Fun With Yukon Numbers

I'm in Whitehorse.  Whitehorse has a population of about 30,000 people.  Whitehorse is the biggest -- and indeed the only -- "city" in the Yukon.

Not a bad-sized city, but not huge.  You know how many people live in the Yukon but NOT in the Whitehorse area?  Around 10,000.  Total.

Guess how big the Yukon is, in terms of land mass.  Go ahead, try.  Is it as big as Virginia?  Texas?  Greenland?

It's 1.14 times the size of California.  That's 186,282 square miles of land.

California clocks in at about 164,000 square miles.  It has almost 40 million inhabitants.  How many is that per square mile?  About 240 people per square mile.

The population density of the Yukon is 0.14 people per square mile.  Leave out Whitehorse, and there's basically nobody here.

Fresno, the fifth-largest city in California, has more than 13 times the amount of inhabitants than the entire Yukon.

The entire Yukon wouldn't come close to cracking the top 100 of biggest cities in California.  Number 100 in California is Napa, with almost 76,000 people.  Wyoming, our second-least-dense state, is more than 40 times as densely populated as the Yukon. Even Alaska has seven times the population density of the Yukon. 
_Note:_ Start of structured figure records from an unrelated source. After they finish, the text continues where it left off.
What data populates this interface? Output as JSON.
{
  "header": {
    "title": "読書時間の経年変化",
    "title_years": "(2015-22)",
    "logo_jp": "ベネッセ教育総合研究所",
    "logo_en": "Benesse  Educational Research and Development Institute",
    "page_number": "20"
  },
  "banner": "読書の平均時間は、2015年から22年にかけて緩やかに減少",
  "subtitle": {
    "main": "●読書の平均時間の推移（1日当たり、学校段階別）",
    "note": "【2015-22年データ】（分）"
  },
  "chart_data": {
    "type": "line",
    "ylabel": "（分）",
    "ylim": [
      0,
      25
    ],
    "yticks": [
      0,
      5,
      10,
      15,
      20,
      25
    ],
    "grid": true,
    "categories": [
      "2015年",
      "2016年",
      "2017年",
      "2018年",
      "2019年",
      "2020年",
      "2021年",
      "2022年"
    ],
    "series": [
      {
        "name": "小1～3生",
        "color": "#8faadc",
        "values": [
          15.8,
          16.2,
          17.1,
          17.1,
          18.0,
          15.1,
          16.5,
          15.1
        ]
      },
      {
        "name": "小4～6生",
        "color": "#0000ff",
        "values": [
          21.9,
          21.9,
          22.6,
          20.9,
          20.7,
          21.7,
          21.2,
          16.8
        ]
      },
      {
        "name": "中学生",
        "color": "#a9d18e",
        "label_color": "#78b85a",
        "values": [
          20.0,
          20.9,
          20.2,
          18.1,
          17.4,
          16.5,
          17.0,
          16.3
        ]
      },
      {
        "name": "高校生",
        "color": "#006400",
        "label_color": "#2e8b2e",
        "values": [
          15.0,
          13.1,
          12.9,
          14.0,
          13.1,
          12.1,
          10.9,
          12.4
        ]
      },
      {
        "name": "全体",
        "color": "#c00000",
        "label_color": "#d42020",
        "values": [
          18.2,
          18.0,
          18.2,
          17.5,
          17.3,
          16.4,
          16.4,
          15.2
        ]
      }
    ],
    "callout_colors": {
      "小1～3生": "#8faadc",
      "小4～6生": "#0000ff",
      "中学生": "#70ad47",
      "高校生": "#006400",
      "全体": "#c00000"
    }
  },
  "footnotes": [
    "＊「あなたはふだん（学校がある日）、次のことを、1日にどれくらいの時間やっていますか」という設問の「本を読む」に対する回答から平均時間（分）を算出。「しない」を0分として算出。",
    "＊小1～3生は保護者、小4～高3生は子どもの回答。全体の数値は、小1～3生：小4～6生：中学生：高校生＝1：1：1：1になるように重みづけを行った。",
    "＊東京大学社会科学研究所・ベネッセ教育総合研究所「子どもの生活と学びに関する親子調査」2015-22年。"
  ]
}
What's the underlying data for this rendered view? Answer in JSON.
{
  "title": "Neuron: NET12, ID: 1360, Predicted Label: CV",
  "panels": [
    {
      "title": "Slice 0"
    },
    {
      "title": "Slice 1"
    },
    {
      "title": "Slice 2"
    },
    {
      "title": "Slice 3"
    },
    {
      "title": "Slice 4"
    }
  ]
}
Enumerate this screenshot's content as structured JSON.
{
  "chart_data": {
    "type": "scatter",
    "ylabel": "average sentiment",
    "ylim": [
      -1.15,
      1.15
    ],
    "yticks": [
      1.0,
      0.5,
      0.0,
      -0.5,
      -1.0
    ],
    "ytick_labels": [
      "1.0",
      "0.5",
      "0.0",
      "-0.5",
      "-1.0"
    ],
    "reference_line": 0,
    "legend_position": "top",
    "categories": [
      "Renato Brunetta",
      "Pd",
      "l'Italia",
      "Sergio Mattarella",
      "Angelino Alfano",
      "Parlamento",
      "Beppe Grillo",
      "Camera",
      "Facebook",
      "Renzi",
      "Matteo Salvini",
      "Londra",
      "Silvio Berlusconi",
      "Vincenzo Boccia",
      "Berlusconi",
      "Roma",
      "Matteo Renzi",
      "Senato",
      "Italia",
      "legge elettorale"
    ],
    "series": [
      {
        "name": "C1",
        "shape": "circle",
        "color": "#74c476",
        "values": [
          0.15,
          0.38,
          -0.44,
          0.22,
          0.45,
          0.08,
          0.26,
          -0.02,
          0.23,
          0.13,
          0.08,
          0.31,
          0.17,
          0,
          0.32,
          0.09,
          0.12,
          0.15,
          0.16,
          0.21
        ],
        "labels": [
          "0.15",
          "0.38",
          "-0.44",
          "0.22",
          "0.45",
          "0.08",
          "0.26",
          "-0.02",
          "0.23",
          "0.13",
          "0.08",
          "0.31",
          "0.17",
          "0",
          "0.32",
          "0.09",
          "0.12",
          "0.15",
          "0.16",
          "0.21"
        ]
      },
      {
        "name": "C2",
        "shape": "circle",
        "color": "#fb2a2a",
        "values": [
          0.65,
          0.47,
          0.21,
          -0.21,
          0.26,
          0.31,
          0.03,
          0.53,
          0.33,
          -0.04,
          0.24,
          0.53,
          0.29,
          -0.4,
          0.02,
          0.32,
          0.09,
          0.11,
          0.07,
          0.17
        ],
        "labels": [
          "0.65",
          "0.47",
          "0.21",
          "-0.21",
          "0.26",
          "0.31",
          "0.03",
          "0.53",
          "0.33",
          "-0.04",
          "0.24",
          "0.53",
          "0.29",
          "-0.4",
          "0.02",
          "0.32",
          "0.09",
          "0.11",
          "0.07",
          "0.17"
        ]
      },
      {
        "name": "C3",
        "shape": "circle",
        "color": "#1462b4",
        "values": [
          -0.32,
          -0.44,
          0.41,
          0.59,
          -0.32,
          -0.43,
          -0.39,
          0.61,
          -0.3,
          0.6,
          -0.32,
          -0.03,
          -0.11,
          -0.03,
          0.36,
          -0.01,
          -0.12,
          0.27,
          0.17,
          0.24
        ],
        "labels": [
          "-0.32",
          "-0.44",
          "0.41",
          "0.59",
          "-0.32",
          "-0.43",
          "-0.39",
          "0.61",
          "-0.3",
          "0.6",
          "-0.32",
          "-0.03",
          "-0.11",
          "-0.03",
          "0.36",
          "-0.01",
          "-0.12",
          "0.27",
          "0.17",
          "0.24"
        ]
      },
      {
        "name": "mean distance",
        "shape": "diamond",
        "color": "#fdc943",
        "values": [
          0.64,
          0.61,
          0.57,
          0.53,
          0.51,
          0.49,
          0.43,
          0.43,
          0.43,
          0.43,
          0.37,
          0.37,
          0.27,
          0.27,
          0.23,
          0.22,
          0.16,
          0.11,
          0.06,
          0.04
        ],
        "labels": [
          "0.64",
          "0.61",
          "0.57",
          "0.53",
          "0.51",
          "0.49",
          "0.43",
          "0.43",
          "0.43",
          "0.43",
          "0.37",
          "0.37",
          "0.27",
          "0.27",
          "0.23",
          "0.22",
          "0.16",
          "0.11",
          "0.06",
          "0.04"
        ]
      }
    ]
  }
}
In 2012, the census determined that there were roughly 15,000 private dwellings in the Yukon -- full stop.  California has about 14,000,000.

In 2018, there were 3 murders in the Yukon and two attempted murders, according to police statistics.  Literally nobody murdered anybody up here for a three-year span from 2011-2013.  There were 22 incidents of assault against a police officer, and 4 assaults against private citizens, in 2018.  Nobody messes with anybody up here.

It's not a surprise I ran out of gas out here.  It's a surprise I ever got gas again.